Et il en est, des amours qui changent irrémédiablement la tapisserie, qui une fois filés forment des motifs éclatants, ou des noeuds indémêlables, qui modifient irrémédiablement l’ouvrage. Les mortels en font grand cas, et à l’opposée sous-estiment l’impact sur la trame que peuvent avoir les entrelacs à peine ébauchés de deux fils qui se croisent un instant puis se séparent à jamais, mais dont le tissé est à jamais modifié par cette brève rencontre : un amour unique qui défini tout une vie, un coeur brisé qui modifie la trame bien plus sûrement que la relation la plus chatoyante. Bien rares sont-ils les sages qui savent cela, même parmi les sorciers. Certains, comme Merlin, comme Dumbledore, ont la vision nécessaire pour anticiper certains motifs, pour glisser dans le tissage leurs propres enjolivures, pour faire entrer en jeu des fils qui se révèleront cruciaux le moment venu ; mais même eux ne peuvent toujours d’identifier les nœuds infimes qui déroutent parfois définitivement un lé, lui feront prendre une teinte imprévue, une coloration que pas même Desire n’aurait pu anticiper…

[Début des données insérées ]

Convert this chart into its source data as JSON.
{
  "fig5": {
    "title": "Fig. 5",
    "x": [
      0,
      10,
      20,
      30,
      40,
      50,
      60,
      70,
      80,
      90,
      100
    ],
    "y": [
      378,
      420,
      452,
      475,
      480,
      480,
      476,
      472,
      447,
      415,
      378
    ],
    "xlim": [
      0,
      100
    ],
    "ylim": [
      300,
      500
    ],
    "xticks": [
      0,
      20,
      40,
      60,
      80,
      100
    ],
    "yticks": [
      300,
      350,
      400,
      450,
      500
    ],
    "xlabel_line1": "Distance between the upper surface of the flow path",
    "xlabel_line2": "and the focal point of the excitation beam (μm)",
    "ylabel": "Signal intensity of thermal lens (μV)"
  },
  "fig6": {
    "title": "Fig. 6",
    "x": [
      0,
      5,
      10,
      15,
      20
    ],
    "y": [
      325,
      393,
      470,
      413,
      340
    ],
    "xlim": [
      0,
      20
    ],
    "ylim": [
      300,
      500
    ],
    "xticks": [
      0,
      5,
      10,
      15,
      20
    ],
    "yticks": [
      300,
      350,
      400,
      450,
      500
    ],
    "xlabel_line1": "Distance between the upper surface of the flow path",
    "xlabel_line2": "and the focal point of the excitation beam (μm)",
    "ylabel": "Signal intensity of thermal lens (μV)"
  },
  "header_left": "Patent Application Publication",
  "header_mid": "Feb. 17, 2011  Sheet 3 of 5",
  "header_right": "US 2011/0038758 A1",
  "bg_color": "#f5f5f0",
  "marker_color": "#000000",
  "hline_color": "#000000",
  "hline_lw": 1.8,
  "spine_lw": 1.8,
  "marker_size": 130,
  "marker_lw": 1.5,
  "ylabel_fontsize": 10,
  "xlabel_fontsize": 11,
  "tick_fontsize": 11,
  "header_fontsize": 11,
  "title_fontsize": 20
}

Et ainsi l’amour voué à l’échec d’une Reine pour un Chevalier dérive le cours de la tapisserie, ainsi la jalousie puis l’amertume d’un jeune homme rejeté détournent le cours d’une guerre, ainsi la culpabilité et la loyauté de ce même jeune homme - un homme à présent – permettent d’en achever une autre. 

Les chemins ne sont pas tissés d’avance ; tous les fils, longs ou courts, colorés ou non, participent à la tapisserie ; et certains fils aussi, fragiles et uniques, peuvent en changer irrémédiablement les motifs.

Cela, Destiny le voit, le sait, et bien d’autres choses encore.